Brand New Music’s CEO personally came on stage at the concert to apologize for the outburst, and the company released an official apology afterward, but it does not appear that they have taken any formal action against the rapper.

Update: After this story was published, Brand New Music announced that the company and San E had “mutually agreed” to terminate his contract.

Womad and Megalia are controversial online communities that take extreme feminist views. Megalia is an online forum founded in 2015 out of a frustration with what the founders saw as discriminatory administration of other mainstream websites. The site has drawn controversy and has even been shut down several times for its posts, which regularly include threats of violence against men. Womad is even more extreme — it spun off from Megalia after they banned the use of homophobic and transphobic slurs. Womad often includes even more graphic speech against men, including against the queer community.

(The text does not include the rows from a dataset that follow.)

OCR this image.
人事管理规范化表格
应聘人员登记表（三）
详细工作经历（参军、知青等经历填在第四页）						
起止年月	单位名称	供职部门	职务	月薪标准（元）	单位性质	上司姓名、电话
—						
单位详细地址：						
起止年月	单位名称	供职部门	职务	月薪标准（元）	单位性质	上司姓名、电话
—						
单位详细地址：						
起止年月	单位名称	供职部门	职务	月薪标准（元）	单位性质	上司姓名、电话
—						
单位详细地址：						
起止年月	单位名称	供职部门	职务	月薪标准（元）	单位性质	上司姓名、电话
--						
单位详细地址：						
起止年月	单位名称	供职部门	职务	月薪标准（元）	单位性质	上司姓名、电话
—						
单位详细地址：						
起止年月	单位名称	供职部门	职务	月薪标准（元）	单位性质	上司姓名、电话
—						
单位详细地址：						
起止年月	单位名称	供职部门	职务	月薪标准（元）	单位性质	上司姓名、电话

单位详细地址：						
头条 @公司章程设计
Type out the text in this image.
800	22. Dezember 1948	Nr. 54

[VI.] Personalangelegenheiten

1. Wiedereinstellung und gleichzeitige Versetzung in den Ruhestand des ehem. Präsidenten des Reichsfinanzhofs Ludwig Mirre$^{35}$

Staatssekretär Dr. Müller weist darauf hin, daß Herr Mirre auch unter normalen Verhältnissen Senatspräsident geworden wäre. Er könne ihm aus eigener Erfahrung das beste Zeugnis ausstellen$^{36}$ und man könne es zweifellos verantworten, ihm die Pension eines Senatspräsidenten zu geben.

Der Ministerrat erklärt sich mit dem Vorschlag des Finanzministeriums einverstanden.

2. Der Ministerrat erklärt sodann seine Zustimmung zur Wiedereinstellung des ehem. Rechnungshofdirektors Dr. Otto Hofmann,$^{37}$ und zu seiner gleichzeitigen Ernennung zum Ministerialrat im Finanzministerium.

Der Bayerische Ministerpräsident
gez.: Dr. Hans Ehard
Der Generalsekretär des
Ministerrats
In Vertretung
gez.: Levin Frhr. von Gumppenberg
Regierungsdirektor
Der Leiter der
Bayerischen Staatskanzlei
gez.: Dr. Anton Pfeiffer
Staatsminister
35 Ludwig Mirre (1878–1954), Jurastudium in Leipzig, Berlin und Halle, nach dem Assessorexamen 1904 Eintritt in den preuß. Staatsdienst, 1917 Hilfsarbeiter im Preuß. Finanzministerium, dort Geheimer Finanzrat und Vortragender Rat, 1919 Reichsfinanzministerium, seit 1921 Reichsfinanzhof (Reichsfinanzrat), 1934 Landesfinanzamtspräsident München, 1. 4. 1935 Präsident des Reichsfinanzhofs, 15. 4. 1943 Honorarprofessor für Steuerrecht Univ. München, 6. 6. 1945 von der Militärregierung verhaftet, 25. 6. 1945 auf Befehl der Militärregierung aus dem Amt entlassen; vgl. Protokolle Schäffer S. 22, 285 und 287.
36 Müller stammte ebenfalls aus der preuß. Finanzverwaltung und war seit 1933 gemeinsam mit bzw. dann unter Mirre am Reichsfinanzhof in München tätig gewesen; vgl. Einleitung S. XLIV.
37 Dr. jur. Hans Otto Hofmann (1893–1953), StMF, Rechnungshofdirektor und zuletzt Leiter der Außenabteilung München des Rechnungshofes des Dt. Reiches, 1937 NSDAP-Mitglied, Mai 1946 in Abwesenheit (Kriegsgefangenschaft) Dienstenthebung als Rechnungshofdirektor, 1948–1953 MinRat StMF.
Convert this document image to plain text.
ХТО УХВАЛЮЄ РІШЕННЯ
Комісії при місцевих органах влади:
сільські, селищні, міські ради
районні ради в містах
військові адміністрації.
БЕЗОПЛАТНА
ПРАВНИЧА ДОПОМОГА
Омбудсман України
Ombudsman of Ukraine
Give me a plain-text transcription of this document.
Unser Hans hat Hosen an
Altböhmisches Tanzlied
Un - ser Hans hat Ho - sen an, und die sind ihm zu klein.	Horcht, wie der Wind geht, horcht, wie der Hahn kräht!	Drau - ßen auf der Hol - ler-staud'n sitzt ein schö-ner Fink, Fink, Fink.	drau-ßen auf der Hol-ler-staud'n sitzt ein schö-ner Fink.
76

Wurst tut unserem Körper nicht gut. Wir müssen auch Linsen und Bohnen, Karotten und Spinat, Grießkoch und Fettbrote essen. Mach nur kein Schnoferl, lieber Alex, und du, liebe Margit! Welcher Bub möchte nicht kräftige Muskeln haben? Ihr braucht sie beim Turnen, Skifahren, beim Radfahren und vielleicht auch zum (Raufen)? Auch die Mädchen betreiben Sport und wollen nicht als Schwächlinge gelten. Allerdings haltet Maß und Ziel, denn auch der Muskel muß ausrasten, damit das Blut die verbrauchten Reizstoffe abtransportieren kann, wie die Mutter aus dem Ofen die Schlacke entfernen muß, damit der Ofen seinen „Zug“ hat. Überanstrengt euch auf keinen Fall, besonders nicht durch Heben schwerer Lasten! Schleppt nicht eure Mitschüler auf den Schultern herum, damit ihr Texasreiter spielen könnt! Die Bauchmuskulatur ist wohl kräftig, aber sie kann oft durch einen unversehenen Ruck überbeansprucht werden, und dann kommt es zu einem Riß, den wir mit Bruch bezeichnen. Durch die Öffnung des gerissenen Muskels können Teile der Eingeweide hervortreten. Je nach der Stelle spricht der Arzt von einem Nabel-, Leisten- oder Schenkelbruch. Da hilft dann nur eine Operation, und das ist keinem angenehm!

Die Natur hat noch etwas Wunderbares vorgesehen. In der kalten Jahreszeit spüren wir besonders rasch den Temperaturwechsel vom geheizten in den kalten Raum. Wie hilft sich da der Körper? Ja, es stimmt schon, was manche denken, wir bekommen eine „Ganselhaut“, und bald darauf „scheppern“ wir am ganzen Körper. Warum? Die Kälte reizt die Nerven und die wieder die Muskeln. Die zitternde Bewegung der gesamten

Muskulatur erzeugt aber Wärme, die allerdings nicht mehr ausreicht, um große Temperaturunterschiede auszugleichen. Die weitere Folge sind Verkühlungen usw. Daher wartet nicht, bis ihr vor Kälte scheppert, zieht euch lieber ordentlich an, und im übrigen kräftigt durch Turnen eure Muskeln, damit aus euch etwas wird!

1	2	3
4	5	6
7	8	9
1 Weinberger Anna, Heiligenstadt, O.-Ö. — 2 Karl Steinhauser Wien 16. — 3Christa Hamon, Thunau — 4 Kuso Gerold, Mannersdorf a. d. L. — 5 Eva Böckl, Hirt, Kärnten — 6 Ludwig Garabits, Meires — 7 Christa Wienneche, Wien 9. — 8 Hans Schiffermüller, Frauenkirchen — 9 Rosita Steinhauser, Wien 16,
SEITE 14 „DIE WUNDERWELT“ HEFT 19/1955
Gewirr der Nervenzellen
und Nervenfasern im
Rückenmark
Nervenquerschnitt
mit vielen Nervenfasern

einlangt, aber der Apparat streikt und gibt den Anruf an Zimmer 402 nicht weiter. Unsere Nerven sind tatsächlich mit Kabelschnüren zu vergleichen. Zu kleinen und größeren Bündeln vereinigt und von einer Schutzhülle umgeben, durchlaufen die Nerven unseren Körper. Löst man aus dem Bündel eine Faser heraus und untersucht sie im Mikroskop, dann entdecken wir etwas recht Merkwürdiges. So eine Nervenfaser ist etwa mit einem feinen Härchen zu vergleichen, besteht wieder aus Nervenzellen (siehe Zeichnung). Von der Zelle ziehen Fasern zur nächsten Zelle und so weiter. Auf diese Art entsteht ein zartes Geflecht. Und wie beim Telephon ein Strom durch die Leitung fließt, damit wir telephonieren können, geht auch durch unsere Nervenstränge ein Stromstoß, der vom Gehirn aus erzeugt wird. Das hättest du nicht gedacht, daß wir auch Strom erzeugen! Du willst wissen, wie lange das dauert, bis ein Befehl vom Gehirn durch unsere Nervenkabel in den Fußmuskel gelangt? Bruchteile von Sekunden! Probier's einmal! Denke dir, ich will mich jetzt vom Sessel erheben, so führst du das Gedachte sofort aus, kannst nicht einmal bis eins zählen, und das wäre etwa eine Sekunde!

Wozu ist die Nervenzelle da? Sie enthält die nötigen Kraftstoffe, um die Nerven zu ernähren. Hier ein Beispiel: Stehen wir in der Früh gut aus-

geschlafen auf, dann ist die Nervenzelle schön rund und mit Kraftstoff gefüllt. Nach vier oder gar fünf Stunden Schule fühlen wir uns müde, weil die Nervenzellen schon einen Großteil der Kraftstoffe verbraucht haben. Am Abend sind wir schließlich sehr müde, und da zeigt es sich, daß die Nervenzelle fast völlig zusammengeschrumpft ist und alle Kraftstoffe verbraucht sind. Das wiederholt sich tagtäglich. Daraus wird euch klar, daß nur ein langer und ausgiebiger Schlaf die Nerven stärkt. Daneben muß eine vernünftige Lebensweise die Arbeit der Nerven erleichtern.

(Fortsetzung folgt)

The mainstream women’s rights movement in South Korea has been growing in recent years, and has really taken off in 2018 — although the word “feminist” remains controversial because of its association with those more extreme groups. The movement started gaining momentum back in 2016, after a man randomly stabbed a young woman in Gangnam — the perpetrator later said, “I did it because women have always ignored me.”

In 2018, the movement grew even further with the enthusiastic adoption of #MeToo, which forced the resignation of high-level politicians, famous actors and directors, and more. More recently, women have organized large-scale protests against spy cam porn — an epidemic of using tiny cameras hidden in public bathrooms, hotels, and more to record videos of women without their knowledge, which are then posted online. In new data released today by Twitter Korea, the top three most tweeted about social topics in South Korea this year were “School Me Too,” “Feminism,” and “Spy Cam,” showing the growing visibility of women’s rights issues.

There have been setbacks, however. One of the most high-profile men accused of assault, former governor and presidential candidate Ahn Hee Jung, was later acquitted. And when it was revealed that actress Jung Yu-mi would be starring in a film adaptation of the popular feminist novel “Kim Ji Young Born 1982,” her personal Instagram account was flooded with nasty comments. Other female celebrities, including Red Velvet’s Irene, Girls’ Generation’s Sooyoung and actress Nam Ji-hyun, got similar backlash for even mentioning that they had read the book.

In this way, San E may just be the most overt and public expression of a growing frustration and fear among South Korean men as the women’s rights movement takes hold. His views have certainly sparked conversation, even though the discussion may in some cases be counterproductive. What remains to be seen is how South Korean society will grapple with these major issues, especially as pushback continues to grow.